Yes, COBOL; a new COBOL Standard was published in January. Reports of its death were premature, e.g., my 2014 post suggesting that the latest version would be the last version of the Standard, and the closing of PL22.4, the US Cobol group, in 2017. There has even been progress on the COBOL front end for gcc, which now supports COBOL 85.

The size of the COBOL Standard has leapt from 955 to 1,229 pages (around new 200 pages in the normative text, 100 in the annexes). Comparing the 2014/2023 documents, I could not see any major additions, just lots of small changes spread throughout the document.

Every Standard has a project editor, the person tasked with creating a document that reflects the wishes/votes of its committee; the project editor sends the agreed upon document to ISO to be published as the official ISO Standard. The ISO editors would invariably request that the project editor make tiresome organizational changes to the document, and then add a front page and ISO copyright notice; from time to time an ISO editor took it upon themselves to reformat a document, sometimes completely mangling its contents. The latest diktat from ISO requires that submitted documents use the Cambria font. Why Cambria? What else other than it is the font used by the Microsoft Word template promoted by ISO as the standard format for Standard’s documents.

All project editors have stories to tell about shepherding their document through the ISO editing process. With three Standards (COBOL lives in a disjoint ecosystem) up for publication this year, ISO editorial issues have become a widespread topic of discussion in the bubble that is language standards.
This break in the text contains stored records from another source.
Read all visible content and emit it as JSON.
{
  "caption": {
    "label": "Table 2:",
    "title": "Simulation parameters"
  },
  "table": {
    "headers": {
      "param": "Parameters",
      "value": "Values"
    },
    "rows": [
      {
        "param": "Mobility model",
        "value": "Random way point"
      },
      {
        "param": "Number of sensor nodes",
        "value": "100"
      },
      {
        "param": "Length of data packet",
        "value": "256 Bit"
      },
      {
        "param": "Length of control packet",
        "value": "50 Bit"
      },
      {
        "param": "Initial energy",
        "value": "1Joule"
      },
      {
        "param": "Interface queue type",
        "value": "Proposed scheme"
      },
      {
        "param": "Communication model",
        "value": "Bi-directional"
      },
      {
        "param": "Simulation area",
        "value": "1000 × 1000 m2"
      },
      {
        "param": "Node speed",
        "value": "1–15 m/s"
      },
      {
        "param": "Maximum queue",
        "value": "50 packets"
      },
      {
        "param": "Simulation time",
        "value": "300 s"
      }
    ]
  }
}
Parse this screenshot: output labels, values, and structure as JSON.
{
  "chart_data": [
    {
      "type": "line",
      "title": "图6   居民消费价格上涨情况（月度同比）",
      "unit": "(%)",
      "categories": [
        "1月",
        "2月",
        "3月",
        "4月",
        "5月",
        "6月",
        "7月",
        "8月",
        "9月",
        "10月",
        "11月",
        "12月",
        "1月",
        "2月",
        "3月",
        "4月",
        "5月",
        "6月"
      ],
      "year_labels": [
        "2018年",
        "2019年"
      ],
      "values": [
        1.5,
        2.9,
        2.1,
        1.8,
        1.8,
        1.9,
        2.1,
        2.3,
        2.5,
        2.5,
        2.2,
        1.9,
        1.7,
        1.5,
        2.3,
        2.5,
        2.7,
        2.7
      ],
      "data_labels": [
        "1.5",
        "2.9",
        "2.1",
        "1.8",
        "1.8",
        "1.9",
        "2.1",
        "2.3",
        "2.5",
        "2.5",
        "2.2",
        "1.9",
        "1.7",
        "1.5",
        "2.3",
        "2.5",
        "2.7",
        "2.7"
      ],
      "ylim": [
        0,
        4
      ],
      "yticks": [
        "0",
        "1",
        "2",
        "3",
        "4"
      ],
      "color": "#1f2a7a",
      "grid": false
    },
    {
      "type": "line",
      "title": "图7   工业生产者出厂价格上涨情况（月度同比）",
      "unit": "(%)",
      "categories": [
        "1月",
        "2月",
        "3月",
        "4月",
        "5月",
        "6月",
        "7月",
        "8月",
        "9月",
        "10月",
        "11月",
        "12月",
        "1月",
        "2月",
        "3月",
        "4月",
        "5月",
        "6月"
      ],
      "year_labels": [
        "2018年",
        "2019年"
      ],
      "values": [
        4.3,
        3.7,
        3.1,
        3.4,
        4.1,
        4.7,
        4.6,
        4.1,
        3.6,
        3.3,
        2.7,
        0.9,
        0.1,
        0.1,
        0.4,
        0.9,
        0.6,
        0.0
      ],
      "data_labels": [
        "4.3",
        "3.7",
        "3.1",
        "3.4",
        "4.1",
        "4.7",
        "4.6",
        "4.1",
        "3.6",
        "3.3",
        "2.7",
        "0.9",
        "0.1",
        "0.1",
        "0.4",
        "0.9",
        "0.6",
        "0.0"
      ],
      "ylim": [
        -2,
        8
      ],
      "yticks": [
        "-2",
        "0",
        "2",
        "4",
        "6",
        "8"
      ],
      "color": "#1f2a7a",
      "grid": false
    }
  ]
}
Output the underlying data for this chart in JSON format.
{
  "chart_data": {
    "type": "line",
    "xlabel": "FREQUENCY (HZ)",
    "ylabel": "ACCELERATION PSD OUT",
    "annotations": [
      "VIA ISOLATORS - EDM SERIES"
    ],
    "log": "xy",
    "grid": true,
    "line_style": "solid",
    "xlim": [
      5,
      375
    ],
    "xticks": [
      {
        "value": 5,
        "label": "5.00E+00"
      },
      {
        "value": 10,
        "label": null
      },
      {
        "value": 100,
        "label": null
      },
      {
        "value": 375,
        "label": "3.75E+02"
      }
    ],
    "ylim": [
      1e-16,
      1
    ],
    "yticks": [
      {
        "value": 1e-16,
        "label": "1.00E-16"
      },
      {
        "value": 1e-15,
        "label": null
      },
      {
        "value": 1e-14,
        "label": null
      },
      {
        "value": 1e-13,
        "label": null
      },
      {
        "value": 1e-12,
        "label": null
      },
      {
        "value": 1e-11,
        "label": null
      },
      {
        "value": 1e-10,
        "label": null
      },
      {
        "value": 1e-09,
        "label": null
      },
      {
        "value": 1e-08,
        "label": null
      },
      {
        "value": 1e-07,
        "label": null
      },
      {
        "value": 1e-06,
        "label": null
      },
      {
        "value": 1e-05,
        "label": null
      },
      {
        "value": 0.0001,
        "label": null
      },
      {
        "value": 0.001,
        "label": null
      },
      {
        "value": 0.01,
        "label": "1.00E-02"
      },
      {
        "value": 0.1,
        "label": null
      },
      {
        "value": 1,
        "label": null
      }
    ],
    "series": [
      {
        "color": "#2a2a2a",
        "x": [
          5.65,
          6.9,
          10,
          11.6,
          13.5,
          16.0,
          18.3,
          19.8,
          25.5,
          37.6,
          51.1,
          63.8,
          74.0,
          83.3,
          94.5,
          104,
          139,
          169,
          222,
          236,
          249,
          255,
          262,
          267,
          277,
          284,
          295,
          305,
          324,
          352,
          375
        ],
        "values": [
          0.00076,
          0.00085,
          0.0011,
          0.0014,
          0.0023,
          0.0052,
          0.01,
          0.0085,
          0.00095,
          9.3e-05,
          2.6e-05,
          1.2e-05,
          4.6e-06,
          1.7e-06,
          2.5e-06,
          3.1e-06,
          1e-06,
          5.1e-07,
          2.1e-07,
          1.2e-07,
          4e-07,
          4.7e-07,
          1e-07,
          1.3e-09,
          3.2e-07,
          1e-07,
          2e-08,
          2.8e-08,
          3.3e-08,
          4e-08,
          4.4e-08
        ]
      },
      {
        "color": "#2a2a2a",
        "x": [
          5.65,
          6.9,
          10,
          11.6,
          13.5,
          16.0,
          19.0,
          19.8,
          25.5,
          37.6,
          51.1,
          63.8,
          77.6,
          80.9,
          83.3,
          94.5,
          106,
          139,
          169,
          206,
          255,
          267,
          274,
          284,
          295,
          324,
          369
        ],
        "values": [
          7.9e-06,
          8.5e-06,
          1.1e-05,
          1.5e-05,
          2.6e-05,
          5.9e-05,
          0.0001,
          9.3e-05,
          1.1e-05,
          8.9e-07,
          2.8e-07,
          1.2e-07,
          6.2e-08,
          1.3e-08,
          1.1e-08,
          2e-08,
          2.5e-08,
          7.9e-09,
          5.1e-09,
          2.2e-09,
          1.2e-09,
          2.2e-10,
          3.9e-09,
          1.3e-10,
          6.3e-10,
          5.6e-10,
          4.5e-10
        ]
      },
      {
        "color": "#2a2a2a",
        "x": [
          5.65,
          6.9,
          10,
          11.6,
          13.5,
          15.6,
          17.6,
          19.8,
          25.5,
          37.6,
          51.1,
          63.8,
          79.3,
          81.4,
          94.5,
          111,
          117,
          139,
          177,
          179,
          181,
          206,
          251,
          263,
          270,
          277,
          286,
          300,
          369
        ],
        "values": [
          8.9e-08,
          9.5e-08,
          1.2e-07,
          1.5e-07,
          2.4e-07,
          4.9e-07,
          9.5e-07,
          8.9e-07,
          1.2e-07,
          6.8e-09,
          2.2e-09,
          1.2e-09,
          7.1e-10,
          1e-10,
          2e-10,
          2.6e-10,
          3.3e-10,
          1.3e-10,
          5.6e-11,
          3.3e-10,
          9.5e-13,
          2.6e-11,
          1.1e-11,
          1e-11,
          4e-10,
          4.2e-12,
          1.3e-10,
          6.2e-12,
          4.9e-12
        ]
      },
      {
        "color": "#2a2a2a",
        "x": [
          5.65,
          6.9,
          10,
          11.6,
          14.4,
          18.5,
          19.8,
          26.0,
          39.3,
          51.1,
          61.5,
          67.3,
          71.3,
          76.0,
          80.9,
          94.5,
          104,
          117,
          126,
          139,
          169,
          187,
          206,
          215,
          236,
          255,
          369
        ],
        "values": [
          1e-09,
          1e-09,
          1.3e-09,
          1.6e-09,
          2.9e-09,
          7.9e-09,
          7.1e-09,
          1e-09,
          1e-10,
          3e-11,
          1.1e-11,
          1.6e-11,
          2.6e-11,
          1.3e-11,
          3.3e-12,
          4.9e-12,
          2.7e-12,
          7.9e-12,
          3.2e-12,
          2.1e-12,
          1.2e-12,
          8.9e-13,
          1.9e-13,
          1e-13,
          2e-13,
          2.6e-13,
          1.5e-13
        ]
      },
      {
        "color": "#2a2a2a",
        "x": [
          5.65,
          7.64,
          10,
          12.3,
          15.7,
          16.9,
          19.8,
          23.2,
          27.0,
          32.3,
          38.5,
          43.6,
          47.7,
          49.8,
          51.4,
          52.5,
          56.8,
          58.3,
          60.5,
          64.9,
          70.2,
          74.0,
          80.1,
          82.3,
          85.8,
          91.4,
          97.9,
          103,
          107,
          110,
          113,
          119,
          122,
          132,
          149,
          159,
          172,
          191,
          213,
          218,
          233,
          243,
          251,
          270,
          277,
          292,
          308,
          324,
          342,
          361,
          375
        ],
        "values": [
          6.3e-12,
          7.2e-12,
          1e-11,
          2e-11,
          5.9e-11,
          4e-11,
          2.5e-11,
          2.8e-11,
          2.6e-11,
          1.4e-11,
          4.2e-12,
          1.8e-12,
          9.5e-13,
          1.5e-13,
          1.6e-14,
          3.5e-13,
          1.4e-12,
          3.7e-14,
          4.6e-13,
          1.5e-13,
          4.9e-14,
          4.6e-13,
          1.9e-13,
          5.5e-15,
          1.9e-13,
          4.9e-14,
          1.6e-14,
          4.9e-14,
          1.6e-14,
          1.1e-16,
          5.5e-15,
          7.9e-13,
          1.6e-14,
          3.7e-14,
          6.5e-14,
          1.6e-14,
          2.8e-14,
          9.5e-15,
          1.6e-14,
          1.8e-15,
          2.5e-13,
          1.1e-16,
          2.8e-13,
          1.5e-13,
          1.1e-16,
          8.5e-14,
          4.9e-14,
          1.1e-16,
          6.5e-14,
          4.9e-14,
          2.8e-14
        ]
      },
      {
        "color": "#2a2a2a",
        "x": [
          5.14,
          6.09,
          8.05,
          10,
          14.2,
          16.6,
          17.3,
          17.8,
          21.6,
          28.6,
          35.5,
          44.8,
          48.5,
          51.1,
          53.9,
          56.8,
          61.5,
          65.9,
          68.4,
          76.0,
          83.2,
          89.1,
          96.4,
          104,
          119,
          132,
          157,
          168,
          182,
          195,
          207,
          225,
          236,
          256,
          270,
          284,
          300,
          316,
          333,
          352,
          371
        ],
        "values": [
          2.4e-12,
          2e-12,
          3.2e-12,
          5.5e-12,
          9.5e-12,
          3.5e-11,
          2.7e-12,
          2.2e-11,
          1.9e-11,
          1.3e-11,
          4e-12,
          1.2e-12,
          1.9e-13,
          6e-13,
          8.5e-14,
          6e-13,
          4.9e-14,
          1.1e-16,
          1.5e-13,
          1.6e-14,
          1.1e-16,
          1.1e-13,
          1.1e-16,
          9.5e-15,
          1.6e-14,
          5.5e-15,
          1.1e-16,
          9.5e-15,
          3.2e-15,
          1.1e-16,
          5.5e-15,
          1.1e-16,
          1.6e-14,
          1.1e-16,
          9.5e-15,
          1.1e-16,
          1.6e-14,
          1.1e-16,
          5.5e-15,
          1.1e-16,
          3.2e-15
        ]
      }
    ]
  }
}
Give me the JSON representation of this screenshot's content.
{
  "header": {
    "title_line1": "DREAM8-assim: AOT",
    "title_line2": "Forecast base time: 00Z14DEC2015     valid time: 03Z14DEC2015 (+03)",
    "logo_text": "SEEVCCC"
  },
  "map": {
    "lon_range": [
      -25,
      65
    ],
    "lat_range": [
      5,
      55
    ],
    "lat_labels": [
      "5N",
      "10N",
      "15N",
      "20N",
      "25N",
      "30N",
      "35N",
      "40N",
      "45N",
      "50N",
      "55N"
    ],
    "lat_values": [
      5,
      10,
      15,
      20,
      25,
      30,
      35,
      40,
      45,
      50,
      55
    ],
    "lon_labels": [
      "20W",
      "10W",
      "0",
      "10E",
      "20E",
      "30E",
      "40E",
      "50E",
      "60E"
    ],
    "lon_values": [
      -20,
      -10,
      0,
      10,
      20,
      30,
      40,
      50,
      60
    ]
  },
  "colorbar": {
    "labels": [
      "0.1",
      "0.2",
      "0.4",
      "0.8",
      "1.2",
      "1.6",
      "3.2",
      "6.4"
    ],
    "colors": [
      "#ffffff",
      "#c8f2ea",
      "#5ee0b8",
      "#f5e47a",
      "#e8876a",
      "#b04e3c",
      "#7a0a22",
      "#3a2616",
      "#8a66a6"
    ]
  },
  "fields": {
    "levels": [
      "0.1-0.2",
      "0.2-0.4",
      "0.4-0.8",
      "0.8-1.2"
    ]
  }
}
Traditionally, anybody wanting to be actively involved with a language standard in the UK had to find the contact details of the convenor of the corresponding language panel, and then ask to be added to the panel mailing list. My, and others, understanding was that provided the person was a UK citizen or worked for a UK domiciled company, their application could not be turned down (not that people were/are banging on the door to join). BSI have slowly been computerizing everything, and, as of a few years ago, people can apply to join a panel via a web page; panel members are emailed the CV of applicants and asked if “… applicant’s knowledge would be beneficial to the work programme and panel…”. In the US, people pay an annual fee for membership of a language committee ($1,340/$2,275). Nobody seems to have asked whether the criteria for being accepted as a panel member has changed. Given that BSI had recently rejected somebodies application to join the C++ panel, the C++ panel convenor accepted the action to find out if the rules have changed.

In December, BSI emailed language panel members asking them to confirm that they were actively participating. One outcome of this review of active panel membership was the disbanding of panels with ‘few’ active members (‘few’ might be one or two, IST/5 members were not sure). The panels that I know to have survived this cull are: Fortran, C, Ada, and C++. I did not receive any email relating to two panels that I thought I was a member of; one or more panel convenors may be appealing their panel being culled.

Some language panels have been moribund for years, being little more than bullet points on the IST/5 agenda (those involved having retired or otherwise moved on).